Mentoring students does take work, some do try and game the system. That happens no matter if GSoC or not. With GSoC, you basically have a form of financial support for hiring students. The GSoC paperwork is also rather minimal.
If you can, going through local universities and colleges is also a great way to have students work on community-driven Free Software projects. On a project, we had 4 engineering students do the equivalent of an internship on our community mesh network project. They did really great work and it's nice to have ties with university communities. We also had profs in social science classes inviting us to give talks, or had networking workshops during the weekends.
IIRC, the student gets half the payment on completion of the first half of the project, and half after the second, both on the condition of positive reviews from the org. So if a student just blows it off, they don't get their payment.
I think a better system would be some kind of endorsement program, where Google donates money to projects and in return the projects agree to mentor one or more student contributors. At the end of the summer if everything works out, Google can endorse the student for the work they've done. The project gets something done, the extra cost of bureaucracy is covered by Google, and the student gets real world experience verified and endorsed by Google.
You seem to draw a conclusion solely based upon GSOC not being a good fit for the OpenBSD devs.
It means that Google Summer of Code imposes too much bureaucracy onto Free Software projects. In other words, GSoC is only viable for those projects whohave enough spare volunteers to begin with.
GSOC promotes dumps of low to mid quality code that then goes unmaintained. After all its focused on relatively junior programmers doing it for a nice stipend as part of their school experience for a summer (or so).

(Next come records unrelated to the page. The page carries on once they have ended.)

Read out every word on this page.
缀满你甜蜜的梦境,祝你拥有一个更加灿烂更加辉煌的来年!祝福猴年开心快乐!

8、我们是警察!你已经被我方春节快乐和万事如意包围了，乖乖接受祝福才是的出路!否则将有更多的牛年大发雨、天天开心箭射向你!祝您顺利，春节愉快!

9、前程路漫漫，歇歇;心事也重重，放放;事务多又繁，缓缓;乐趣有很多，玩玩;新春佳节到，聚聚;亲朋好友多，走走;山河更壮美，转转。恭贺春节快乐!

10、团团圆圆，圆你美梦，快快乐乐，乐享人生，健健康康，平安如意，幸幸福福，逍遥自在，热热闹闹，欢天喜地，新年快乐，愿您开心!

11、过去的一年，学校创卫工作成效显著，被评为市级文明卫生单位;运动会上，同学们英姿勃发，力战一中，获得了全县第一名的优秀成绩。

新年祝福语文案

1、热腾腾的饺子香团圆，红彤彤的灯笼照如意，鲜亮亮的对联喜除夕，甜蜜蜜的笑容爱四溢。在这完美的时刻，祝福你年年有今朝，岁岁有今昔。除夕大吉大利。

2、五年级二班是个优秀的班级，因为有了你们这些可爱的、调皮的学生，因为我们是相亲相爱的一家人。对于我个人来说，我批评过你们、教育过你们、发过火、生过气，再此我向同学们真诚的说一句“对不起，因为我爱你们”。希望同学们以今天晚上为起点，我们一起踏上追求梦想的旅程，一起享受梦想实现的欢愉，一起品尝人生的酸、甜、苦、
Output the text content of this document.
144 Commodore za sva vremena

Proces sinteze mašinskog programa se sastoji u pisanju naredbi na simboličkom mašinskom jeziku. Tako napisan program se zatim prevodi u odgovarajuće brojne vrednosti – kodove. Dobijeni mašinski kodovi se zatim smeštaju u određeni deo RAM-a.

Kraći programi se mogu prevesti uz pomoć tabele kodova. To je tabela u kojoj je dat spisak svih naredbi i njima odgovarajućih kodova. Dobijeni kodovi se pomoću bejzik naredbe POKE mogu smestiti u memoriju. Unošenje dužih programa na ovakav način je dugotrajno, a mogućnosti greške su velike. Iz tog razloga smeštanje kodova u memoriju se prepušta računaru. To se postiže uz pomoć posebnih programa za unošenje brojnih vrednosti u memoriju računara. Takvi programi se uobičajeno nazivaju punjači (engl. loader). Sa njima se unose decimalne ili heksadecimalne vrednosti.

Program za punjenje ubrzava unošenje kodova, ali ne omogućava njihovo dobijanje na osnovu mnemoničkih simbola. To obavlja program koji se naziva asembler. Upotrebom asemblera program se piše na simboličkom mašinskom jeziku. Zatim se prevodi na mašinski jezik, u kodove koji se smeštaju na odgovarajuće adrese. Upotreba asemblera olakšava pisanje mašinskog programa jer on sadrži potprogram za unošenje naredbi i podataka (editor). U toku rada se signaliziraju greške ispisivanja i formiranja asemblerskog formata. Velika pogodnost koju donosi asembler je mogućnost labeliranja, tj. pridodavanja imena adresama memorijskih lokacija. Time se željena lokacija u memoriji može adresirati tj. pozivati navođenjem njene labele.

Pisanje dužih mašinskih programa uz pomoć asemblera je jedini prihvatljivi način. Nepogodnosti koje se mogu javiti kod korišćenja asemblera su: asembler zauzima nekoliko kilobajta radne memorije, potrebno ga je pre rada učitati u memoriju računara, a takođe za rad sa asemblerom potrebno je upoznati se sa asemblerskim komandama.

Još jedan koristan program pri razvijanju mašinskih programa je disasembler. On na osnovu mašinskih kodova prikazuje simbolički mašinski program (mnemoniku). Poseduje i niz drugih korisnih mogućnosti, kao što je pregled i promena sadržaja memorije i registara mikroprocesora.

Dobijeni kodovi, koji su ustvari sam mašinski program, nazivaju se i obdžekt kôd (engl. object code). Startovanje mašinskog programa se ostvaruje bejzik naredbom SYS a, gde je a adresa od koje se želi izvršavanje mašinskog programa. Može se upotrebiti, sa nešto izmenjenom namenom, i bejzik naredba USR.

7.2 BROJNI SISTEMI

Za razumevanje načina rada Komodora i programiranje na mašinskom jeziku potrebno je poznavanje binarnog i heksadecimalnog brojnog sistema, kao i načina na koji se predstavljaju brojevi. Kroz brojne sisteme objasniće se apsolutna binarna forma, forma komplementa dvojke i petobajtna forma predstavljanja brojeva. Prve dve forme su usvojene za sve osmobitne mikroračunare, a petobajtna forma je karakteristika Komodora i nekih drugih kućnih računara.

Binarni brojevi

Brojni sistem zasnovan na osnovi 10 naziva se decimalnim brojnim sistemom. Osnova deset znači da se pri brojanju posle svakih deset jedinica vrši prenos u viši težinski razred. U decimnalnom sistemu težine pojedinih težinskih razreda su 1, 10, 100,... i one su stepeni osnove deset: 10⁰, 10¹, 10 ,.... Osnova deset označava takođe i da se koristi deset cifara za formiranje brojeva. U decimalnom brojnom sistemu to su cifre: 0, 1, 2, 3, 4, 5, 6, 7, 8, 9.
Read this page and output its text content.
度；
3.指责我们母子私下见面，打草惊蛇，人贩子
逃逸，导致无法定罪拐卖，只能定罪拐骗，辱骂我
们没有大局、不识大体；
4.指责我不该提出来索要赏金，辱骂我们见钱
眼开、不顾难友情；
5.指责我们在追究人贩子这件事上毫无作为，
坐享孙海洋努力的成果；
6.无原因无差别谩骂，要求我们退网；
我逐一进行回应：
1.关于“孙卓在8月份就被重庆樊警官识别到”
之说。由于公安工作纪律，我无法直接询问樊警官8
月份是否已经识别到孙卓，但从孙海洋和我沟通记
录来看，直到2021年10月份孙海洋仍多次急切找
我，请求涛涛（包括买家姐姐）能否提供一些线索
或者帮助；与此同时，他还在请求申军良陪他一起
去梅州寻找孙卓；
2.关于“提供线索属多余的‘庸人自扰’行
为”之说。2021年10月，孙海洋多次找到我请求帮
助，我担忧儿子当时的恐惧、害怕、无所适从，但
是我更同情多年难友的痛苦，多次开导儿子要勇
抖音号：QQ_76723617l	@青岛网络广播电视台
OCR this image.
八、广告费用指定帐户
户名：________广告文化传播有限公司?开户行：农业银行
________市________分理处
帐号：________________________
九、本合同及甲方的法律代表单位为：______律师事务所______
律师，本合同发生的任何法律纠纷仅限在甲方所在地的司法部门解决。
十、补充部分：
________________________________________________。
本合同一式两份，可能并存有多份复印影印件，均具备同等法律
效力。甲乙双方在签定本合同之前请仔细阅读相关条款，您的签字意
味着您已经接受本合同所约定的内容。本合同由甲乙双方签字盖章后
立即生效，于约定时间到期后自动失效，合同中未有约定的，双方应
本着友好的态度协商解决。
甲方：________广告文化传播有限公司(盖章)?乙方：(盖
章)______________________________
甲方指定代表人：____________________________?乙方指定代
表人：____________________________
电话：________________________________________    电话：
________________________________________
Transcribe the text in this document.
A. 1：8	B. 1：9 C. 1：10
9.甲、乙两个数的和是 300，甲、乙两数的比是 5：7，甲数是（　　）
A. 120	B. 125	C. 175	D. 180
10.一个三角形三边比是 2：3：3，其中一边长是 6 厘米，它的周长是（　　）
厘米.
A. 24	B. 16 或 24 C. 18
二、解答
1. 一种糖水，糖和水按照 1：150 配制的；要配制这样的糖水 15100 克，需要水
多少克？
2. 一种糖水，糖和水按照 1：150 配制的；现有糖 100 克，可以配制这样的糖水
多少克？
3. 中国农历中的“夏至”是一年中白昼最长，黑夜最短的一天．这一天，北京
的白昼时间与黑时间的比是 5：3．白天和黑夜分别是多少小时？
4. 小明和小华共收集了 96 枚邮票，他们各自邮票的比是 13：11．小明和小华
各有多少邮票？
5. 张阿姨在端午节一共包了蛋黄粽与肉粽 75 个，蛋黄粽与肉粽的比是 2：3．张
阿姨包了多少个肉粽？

GSOC is just a bad fit for the sort of quality and maintainership OpenBSD demands from its codebase and contributors. They have had a lot of years of experience with academic code mostly written as a proof of concept without an eye to maintainability that later rots in tree and makes everyone else's job worse.
Well you don't have to use interns to get production code. If that's a concern, they can be put to work doing something outside the main code base, like perhaps writing tools that speed up some tedious process. There's probably opportunity for OpenBSD to get something out of GSOC, but if the standard is "shippable code or bust", well, no wonder they're disappointed.
(i.e. less emphasis on experimenting and more emphasis on quality and being accepted by upstream, perhaps by assigning "smaller" tasks)
>without an eye to maintainability that later rots in tree and makes everyone else's job worse.
...that's the whole point of the mentors. IF that's what OpenBSD is getting out of GSoC, it's the mentor(s) fault, not GSoCs.
They have no issues attracting devs via other channels.
Except, as at least two people in this discussion, who are org admins, have said, they basically see no bureaucracy or overhead.
Usually, what this means is folks had unrealistic expectations.
The truth is the coding level of even the average high end BS freshout is really not that great, so it usually takes actual mentorship and guidance to get good code out of GSoC.
That's not "bureaucracy" though, unless you have an endless source of high quality coders willing to join your project, that's how you get anyone to be a good contributor.
Most students seem to treat GSOC as a way of getting experience for the commercial world, with no intent to sticking with the project long term. There is nothing wrong with this, and it is a good thing that there are mentors willing to put in effort to help these students. However this is NOT good for the project itself.
Honestly I don't get why people are upset, the explanation from Bob seems completely reasonable. If the OpenBSD developers don't believe that they see sufficient result from their work, then nobody is forcing them to participate.